Гуляя таким образом к обоюдному удовольствию, они увидели приближавшияся к ним кресла на колесах; их занимала лениво развалившаяся дама, правившая креслами приделанным спереди рулем, тогда-как сзади подталкивала их вперед невидимая сила. Не смотря на почтенные лета дамы, лицо её было самое розовое, а наряд и посадка совершенно юношественные. Подле кресел, с воздушным парасолем в руке, шла небрежно другая дама, гораздо моложе, прекрасная собою, весьма надменная и своевольная. Поступь и выражение лица её показывали ясно, что если есть на свете вещи, кроме зеркала, на которые стоит смотреть, то это, конечно, не небо и не земля.
-- Кой-чорт, сэр! Кого мы это видим? воскликнул майор, вдруг остановившись.
-- Милая Эдифь, томно протянула дама в креслах: - майор Бэгсток!

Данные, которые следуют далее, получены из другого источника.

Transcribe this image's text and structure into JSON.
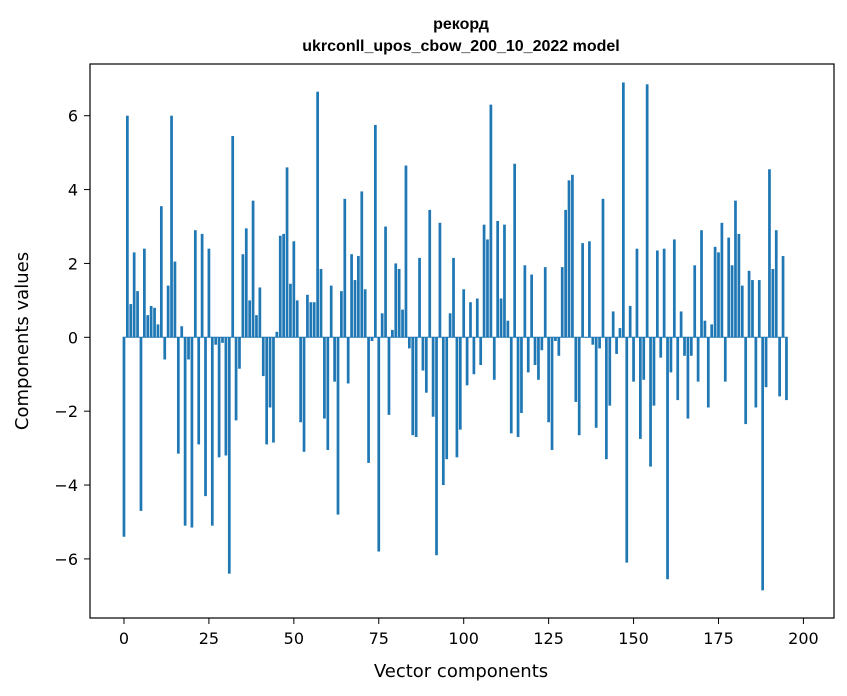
{
  "chart_data": {
    "type": "bar",
    "title_line1": "рекорд",
    "title_line2": "ukrconll_upos_cbow_200_10_2022 model",
    "xlabel": "Vector components",
    "ylabel": "Components values",
    "xlim": [
      -10,
      209
    ],
    "ylim": [
      -7.6,
      7.4
    ],
    "xticks": [
      0,
      25,
      50,
      75,
      100,
      125,
      150,
      175,
      200
    ],
    "yticks": [
      -6,
      -4,
      -2,
      0,
      2,
      4,
      6
    ],
    "ytick_labels": [
      "−6",
      "−4",
      "−2",
      "0",
      "2",
      "4",
      "6"
    ],
    "grid": false,
    "bar_color": "#1f77b4",
    "values": [
      -5.4,
      6.0,
      0.9,
      2.3,
      1.25,
      -4.7,
      2.4,
      0.6,
      0.85,
      0.8,
      0.35,
      3.55,
      -0.6,
      1.4,
      6.0,
      2.05,
      -3.15,
      0.3,
      -5.1,
      -0.6,
      -5.15,
      2.9,
      -2.9,
      2.8,
      -4.3,
      2.4,
      -5.1,
      -0.2,
      -3.25,
      -0.15,
      -3.2,
      -6.4,
      5.45,
      -2.25,
      -0.85,
      2.25,
      2.95,
      1.0,
      3.7,
      0.6,
      1.35,
      -1.05,
      -2.9,
      -1.9,
      -2.85,
      0.15,
      2.75,
      2.8,
      4.6,
      1.45,
      2.6,
      1.0,
      -2.3,
      -3.1,
      1.15,
      0.95,
      0.95,
      6.65,
      1.85,
      -2.2,
      -3.05,
      1.4,
      -1.2,
      -4.8,
      1.25,
      3.75,
      -1.25,
      2.25,
      1.55,
      2.2,
      3.95,
      1.3,
      -3.4,
      -0.1,
      5.75,
      -5.8,
      0.65,
      3.0,
      -2.1,
      0.2,
      2.0,
      1.85,
      0.75,
      4.65,
      -0.3,
      -2.65,
      -2.7,
      2.15,
      -0.9,
      -1.5,
      3.45,
      -2.15,
      -5.9,
      3.1,
      -4.0,
      -3.3,
      0.65,
      2.15,
      -3.25,
      -2.5,
      1.3,
      -1.3,
      0.95,
      -1.0,
      1.05,
      -0.75,
      3.05,
      2.65,
      6.3,
      -1.15,
      3.15,
      1.05,
      3.05,
      0.45,
      -2.6,
      4.7,
      -2.7,
      -2.05,
      1.95,
      -0.95,
      1.7,
      -0.75,
      -1.15,
      -0.35,
      1.9,
      -2.3,
      -3.05,
      -0.1,
      -0.5,
      1.9,
      3.45,
      4.25,
      4.4,
      -1.75,
      -2.65,
      2.55,
      0.0,
      2.6,
      -0.2,
      -2.45,
      -0.3,
      3.75,
      -3.3,
      -1.85,
      0.7,
      -0.45,
      0.25,
      6.9,
      -6.1,
      0.85,
      -1.2,
      2.4,
      -2.75,
      -1.15,
      6.85,
      -3.5,
      -1.85,
      2.35,
      -0.55,
      2.4,
      -6.55,
      -0.95,
      2.65,
      -1.7,
      0.7,
      -0.5,
      -2.2,
      -0.5,
      1.95,
      -1.2,
      2.9,
      0.45,
      -1.9,
      0.35,
      2.45,
      2.3,
      3.1,
      -1.2,
      2.7,
      1.95,
      3.7,
      2.8,
      1.4,
      -2.35,
      1.8,
      1.55,
      -1.9,
      1.55,
      -6.85,
      -1.35,
      4.55,
      1.85,
      2.9,
      -1.6,
      2.2,
      -1.7
    ]
  }
}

Услышав этот голос, майор бросился к дамам и поцаловал руку сидевшей в креслах; потом с неменьшею любезностью он сложил обе руки на груди и пренизко поклонился молодой даме. Когда кресла остановились, обнаружилась двигавшая их сила в виде раскрасневшагося пажа, тощого, жалкого, долговязого, с измятою шляпой, потому-что он упирался по временам головою в спинку экипажа своей госпожи, когда не хватало силы передвинуть его через какое-нибудь препятствие.
-- Джое Бэгсток, сказал майор обеим дамам: - человек гордый и счастливый на весь остаток дней своих.
-- Вы лживое существо, проговорила вялым голосом пожилая дама. - Откуда вы? Я вас терпеть не могу.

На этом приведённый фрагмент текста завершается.